今回は逃げる敵をぶちのめす掃討戦に入っていたからよかったけれど、これがお互い引けない状況や人類劣勢の時にやらかしたら目も当てられない。
「どうしたの? シュウヤちゃん。大丈夫?」
「どこか痛むかね?」
「……もっと上手く、立ち回らないと」
「「!?」」
反省点は多い。
正確な撃破数とかボーナスに絡むのに、60越えたあたりから数えてもいなかったしな。
次は最後まで敵を狩り続けられるようにしな――。
「シュウヤちゃん!!」
「おっぷぇ!?」
「シュウヤちゃんはいっぱいいっぱい頑張ったの! 十分にすごいの! だから、そんな顔しなくていいのよ!」
「んぐ、むぐぐっ!?」
母さん、母さん!
ご自慢の柔らかで豊かなダブルスイカで息が!!
「そうだとも、黒木修弥くん。君は、君の行ないは、たとえ世に出ずとも皆の心に刻み込まれている」
「!?!?」
「君の戦いぶりは私も聞いたよ。精霊殻の導きに従い自らの意思で戦いに赴き、神懸かりな活躍をしたのだと。だが、軍部としてはそれを表沙汰にはできないそうだ。民間人である君が軍事機密である精霊殻に乗っただなんて、公にはできないからね」
死ぬ死ぬ死ぬ!
今死ぬ! なんかぴったり収まってるせいで動けない!
あっ、いい匂い。
ぐぇっ、もっと締められた!?
「だが、上天久佐市の都市部が防衛された。その事実は残り、誰もがその戦いで活躍した“緑の風”を覚えている。それが希望の芽生えとなると、前線で戦っていた軍の隊長も言っていた」
「先生……」
「奥さん。あなたの息子さんは間違いなく英雄だ。今この場でこの言葉を送れるのはきっと私だけだから、口にさせてもらう……ありがとう。彼のおかげで、私たちは今、生きている」
「はい……はいっ!」
お゛っ、ダメだ。なんかスゥーって意識が……。
「どう、シュウヤちゃん。あなたの頑張りはちゃんと評価されて……あら、シュウヤちゃん。お腹いっぱいになったからかしら? 寝ちゃってるわ」
「休ませてあげましょう。英雄には今、休息が必要なんです」
せめて、せめてエターナルフォースマイラバー黒川めばえちゃんとの、ゆめ……を……。
きゅう……。
・
・
・
ダブルスイカで死にかけたけどなんとか生き延び、3日後には無事退院。
すんげぇ回復力だと驚かれたが、しっかり飯食って寝て瞑想して自然精霊の力を借りればこのくらいはどうってことない。

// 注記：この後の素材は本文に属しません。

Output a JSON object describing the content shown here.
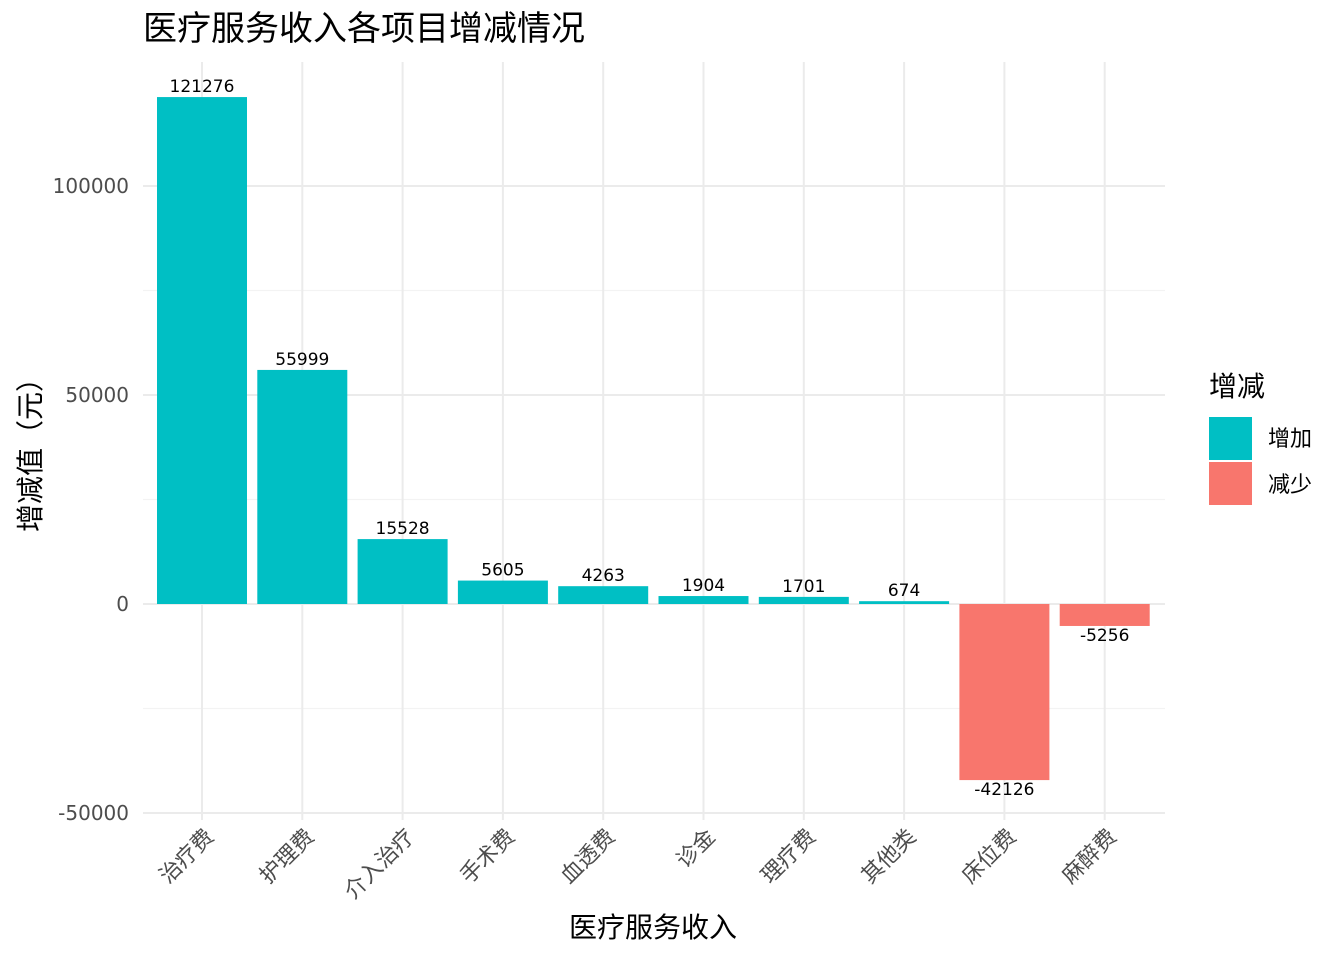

むしろステ落ち気にして運動しようとしたら、お医者様総出で止められて困ったくらいだ。
そんなわけで。
俺個人としてはまぁ順調に日々を過ごしていたんだが、しかし日ノ本的にはこのころ、絶不調なニュースが続くことになる。
日ノ本政府、八津代平野の決戦にて大敗。
これにより軍に所属する大人たちの多数が死傷、日ノ本は本隊の再編のため、戦場に
着々と、ヒーローとヒロインが活躍するための舞台が整えられていくのを感じる。
つまりは俺の最推し、黒川めばえちゃんが世に出る時も、近づいてきている。
順当に生き残れば、あと1年でゲーム開始時間に届く。
それまでに俺も、準備を進めておかなければ!
「まずはいつもの訓練秒でこなして追加で家事と絵画と彫刻と細工とカラオケ、キャンプ入れつつ短期で書店&裏マーケットのバイト入って貯めた金で原付乗ってパワースポット祈祷巡りで撮影しつつ、土着の精霊と契約結んで錬金素材集めてアイテム強化、それでまた訓練強度高めてステと技能盛りまくらないと」
「シュウヤちゃん。2月で中学卒業だからって、はしゃぎすぎちゃだめよ~?」
「はい!」
次の戦いの舞台は、もうすぐそこだ!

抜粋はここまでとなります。